Once they find you online…then where do they go? The truth is that in order to minister to this generation you need to hustle. That’s a lesson that most don’t want to hear and the biggest fear of luddites who refuse to put their homilies online or who constantly say that “online does not equal community” is that folks might stay online in favor of an actual, real time, face to face, community.
Michele Nuzzo-Naglieri of Headline Bistro gets this and the main thrust of my book extremely well and thus, gets a h/t as well.
Mike Hayes argues that, almost equal to the desire to find love, Millennials are also concerned with “security” and “truth,” and that the two go hand in hand. In a recent Catholic Focus episode, Hayes explained that for young Americans in particular, events in recent years (Columbine, 9/11, Katrina, the wars in Iraq and Afghanistan – to name a few) have induced both an overall sense of fear over the precariousness of life, and feelings of distrust in humankind. This in turn is causing many of them to search for something to hold on to that remains unchanged. “God” and “faith in God” have stood the test of time, and while Millennials would perhaps not be prepared to step foot into a church, they are looking for sources that point to the truth.
That being said, we are left to wonder where their search is leading them. They may find answers that are irrelevant to their questions or perhaps too simplistic in nature and either stop there or end their search, dissatisfied. How do we ensure that these modern seekers of God find Him? How do we ensure that they are finding the right gateways that lead them to a community of believers asking the tough questions and sharing insights? How do we provide for them a safe online faith environment until they are ready to take the next step? Time to apply our talents and creativity to the mission of digital evangelization.
As Pope Benedict says, “Life is a search for the true, the good and the beautiful” – let’s make sure we’re doing our part to influence where that search may lead.

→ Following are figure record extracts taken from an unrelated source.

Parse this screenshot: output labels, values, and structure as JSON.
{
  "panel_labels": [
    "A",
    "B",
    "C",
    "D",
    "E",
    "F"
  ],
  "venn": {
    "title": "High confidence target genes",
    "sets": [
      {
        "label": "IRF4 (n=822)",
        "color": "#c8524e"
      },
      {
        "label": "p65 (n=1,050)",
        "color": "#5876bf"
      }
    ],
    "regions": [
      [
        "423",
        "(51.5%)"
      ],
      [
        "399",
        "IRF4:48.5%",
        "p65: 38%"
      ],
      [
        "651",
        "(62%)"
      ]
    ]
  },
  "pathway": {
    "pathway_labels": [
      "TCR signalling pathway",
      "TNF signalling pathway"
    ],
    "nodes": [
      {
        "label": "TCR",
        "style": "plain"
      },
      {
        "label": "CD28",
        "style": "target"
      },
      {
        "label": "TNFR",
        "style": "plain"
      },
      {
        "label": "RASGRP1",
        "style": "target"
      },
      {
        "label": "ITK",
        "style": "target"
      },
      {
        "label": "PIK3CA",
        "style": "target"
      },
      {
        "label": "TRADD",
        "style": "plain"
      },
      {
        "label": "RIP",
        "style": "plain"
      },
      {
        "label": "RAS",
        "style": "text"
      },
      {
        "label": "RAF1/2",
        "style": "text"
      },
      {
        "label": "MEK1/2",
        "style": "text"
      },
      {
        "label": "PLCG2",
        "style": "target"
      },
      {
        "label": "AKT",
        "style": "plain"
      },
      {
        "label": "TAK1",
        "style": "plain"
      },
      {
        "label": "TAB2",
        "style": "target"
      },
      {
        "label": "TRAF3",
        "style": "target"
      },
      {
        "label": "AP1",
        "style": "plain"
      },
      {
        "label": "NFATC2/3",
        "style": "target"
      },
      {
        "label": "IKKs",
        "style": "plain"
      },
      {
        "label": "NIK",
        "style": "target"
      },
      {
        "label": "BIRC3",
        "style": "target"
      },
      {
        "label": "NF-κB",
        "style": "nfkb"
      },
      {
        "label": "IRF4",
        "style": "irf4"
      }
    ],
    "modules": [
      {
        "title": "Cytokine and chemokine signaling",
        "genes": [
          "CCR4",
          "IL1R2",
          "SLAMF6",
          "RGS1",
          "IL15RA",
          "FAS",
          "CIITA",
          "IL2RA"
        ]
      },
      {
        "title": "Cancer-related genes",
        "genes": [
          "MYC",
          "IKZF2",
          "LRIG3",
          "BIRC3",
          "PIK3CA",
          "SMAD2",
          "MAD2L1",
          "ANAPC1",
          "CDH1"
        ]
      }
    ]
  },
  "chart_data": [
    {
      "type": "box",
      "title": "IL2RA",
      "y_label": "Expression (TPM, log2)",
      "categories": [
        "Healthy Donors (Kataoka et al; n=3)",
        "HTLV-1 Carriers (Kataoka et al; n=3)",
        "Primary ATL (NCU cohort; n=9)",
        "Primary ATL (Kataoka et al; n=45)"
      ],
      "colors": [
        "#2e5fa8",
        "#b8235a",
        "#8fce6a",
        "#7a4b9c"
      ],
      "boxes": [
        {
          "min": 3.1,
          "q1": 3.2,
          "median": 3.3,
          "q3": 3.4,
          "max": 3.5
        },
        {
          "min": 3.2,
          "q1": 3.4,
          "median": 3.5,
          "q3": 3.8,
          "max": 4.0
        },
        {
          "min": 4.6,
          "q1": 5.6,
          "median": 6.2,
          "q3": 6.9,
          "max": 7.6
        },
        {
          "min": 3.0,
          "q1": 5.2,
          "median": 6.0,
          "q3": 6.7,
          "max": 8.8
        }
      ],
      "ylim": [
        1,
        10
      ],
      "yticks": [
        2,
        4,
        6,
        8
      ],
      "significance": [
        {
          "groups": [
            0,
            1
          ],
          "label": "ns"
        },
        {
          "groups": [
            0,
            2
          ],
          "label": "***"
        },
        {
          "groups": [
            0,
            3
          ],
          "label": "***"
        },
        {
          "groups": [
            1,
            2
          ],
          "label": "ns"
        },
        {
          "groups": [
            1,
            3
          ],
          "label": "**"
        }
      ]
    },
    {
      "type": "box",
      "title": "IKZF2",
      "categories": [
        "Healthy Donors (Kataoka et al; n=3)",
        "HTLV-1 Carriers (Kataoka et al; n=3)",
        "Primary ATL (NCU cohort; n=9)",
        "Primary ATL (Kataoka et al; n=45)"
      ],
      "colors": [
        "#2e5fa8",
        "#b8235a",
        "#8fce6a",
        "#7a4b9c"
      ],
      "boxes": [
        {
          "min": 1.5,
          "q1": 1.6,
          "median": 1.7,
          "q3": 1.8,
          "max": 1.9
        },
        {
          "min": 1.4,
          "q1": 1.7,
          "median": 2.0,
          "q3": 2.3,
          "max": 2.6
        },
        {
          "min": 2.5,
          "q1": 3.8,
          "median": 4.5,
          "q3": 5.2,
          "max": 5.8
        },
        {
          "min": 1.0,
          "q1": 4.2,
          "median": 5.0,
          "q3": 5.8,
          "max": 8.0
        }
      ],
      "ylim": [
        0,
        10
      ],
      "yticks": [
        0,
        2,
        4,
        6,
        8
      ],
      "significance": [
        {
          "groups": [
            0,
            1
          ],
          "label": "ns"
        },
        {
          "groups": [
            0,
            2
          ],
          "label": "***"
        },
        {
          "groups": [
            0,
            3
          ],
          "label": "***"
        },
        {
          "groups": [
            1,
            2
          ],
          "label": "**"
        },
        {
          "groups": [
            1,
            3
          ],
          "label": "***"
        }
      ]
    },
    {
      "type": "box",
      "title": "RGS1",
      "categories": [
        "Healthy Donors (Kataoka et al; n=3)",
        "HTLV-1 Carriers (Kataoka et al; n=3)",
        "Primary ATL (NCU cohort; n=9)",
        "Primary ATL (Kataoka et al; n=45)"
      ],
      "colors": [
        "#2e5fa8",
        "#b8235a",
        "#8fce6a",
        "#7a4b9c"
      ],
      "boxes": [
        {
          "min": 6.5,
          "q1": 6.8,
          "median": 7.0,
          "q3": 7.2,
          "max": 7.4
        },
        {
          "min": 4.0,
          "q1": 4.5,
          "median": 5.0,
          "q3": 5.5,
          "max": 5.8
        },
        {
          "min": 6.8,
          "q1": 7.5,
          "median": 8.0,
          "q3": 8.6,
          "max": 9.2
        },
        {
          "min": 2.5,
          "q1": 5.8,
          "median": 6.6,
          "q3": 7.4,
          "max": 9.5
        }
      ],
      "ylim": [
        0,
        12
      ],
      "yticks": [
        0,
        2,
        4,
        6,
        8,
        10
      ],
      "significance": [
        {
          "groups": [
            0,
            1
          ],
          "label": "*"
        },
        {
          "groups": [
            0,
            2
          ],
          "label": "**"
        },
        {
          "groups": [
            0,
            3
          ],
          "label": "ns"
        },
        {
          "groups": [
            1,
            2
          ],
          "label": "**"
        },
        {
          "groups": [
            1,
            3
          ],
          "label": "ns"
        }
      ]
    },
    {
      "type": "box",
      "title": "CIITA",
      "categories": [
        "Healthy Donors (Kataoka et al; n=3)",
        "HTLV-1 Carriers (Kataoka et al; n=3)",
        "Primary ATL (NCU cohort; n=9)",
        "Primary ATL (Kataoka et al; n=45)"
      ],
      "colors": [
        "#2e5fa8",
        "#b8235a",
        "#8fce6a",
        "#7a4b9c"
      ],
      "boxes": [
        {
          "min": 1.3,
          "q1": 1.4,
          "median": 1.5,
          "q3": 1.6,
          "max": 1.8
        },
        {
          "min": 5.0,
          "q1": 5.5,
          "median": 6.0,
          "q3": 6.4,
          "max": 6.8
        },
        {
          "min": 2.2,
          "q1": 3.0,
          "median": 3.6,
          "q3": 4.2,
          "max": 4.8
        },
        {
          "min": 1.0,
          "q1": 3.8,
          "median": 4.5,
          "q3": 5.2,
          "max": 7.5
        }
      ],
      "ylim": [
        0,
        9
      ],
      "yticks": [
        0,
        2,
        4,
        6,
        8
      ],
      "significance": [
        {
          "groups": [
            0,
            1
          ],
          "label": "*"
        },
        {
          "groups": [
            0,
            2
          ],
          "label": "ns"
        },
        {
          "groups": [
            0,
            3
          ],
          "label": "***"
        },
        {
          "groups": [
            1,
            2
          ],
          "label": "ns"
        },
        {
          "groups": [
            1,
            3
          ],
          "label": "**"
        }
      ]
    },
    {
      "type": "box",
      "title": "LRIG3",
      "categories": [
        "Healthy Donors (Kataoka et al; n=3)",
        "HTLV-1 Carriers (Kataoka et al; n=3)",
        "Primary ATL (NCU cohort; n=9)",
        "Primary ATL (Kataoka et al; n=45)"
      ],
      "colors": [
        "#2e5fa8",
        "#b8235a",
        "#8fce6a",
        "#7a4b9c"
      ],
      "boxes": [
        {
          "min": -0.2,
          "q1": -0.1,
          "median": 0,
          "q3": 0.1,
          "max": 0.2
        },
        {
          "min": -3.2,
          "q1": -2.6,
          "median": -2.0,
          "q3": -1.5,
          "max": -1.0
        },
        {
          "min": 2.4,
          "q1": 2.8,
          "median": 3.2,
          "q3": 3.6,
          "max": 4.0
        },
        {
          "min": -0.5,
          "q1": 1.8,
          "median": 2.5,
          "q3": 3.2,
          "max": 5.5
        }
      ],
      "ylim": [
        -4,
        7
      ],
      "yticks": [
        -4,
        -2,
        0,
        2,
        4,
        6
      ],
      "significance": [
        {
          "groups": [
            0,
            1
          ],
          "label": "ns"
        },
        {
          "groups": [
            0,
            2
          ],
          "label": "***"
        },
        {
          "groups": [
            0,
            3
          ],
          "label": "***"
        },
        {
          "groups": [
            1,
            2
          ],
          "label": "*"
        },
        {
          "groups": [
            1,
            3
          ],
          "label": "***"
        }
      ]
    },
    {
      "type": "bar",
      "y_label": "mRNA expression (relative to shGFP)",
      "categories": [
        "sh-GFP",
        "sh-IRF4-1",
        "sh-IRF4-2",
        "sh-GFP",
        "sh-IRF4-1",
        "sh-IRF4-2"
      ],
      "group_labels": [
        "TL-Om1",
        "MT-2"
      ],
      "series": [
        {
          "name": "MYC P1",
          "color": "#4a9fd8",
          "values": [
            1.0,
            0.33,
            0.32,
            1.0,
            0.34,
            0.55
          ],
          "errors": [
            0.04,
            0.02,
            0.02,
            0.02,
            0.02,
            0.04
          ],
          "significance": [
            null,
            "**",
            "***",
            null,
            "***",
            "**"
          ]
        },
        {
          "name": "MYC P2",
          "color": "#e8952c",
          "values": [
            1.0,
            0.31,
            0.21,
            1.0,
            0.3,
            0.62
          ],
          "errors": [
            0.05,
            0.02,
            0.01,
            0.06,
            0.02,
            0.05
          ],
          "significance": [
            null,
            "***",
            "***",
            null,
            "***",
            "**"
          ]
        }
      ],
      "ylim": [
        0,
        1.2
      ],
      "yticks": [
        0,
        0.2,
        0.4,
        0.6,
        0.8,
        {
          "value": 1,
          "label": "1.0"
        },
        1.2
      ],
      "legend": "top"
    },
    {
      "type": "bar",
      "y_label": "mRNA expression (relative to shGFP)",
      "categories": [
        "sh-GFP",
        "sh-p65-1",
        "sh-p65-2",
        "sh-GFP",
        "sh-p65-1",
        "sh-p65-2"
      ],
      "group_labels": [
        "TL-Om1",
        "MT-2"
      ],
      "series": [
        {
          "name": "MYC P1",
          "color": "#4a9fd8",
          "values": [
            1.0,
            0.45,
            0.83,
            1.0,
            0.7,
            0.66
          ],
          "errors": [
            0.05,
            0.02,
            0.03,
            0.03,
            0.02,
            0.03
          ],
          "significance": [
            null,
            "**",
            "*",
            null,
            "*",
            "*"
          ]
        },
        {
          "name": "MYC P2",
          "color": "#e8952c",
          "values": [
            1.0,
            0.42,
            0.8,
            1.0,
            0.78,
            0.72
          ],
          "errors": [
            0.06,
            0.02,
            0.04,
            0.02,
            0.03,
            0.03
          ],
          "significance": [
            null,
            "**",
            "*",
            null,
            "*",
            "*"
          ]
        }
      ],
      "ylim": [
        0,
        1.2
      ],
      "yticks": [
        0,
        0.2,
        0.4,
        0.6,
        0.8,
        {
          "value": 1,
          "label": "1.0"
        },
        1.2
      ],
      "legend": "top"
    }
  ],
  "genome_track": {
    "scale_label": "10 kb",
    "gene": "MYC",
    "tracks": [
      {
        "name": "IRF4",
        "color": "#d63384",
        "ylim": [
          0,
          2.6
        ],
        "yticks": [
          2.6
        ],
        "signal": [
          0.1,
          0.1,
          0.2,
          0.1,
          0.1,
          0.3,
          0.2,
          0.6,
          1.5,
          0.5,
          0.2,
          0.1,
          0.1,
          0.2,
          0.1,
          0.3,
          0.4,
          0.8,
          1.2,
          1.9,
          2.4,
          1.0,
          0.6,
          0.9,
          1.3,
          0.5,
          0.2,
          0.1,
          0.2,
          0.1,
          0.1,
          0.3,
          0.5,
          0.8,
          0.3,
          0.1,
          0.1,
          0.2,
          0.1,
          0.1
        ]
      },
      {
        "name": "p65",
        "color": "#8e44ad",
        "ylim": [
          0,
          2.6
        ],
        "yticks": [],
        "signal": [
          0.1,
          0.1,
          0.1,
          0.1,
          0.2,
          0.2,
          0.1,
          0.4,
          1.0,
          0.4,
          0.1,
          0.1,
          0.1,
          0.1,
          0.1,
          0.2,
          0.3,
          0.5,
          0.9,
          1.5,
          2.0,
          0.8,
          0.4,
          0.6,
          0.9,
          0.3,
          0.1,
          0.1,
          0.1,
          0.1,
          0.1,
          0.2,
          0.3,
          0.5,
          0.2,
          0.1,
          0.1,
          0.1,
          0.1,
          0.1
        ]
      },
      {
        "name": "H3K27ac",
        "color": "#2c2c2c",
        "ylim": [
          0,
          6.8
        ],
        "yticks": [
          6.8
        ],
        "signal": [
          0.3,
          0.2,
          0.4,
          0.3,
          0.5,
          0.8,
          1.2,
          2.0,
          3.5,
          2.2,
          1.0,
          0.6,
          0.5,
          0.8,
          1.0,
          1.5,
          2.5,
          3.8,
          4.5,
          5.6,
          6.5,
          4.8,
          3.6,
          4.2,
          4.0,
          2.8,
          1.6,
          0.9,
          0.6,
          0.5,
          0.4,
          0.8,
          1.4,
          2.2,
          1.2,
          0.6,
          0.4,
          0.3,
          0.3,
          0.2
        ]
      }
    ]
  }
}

Amen. All of this tells me that the most important thing for us to do is to look interesting online, to be a presence for the young people who are struggling to make good choices. We always have to be thinking of the next step, of where young people will be led. Many will find us online and what they find there says a lot to them about who we are, or more appropriately about what our websites or blogs or podcasts transmit to them about who we are.
And that is their first step in spiritual seeking and it serves as a test case for them to find out just who we are as church.
In other words…
If your website looks awful then young people think your church is awful. If it’s not up to date than they think nothing has been going on since that last update. if you have wrong information on it than that says that you don’t care enough about wanting them to get involved.
I’m assuming that in your case, none of that is true. And if so, then you’d best get to work updating your site.
Because in a digital world, where every piece of information needs to be at the fingertips of young people, if it doesn’t exist online…then neither do you.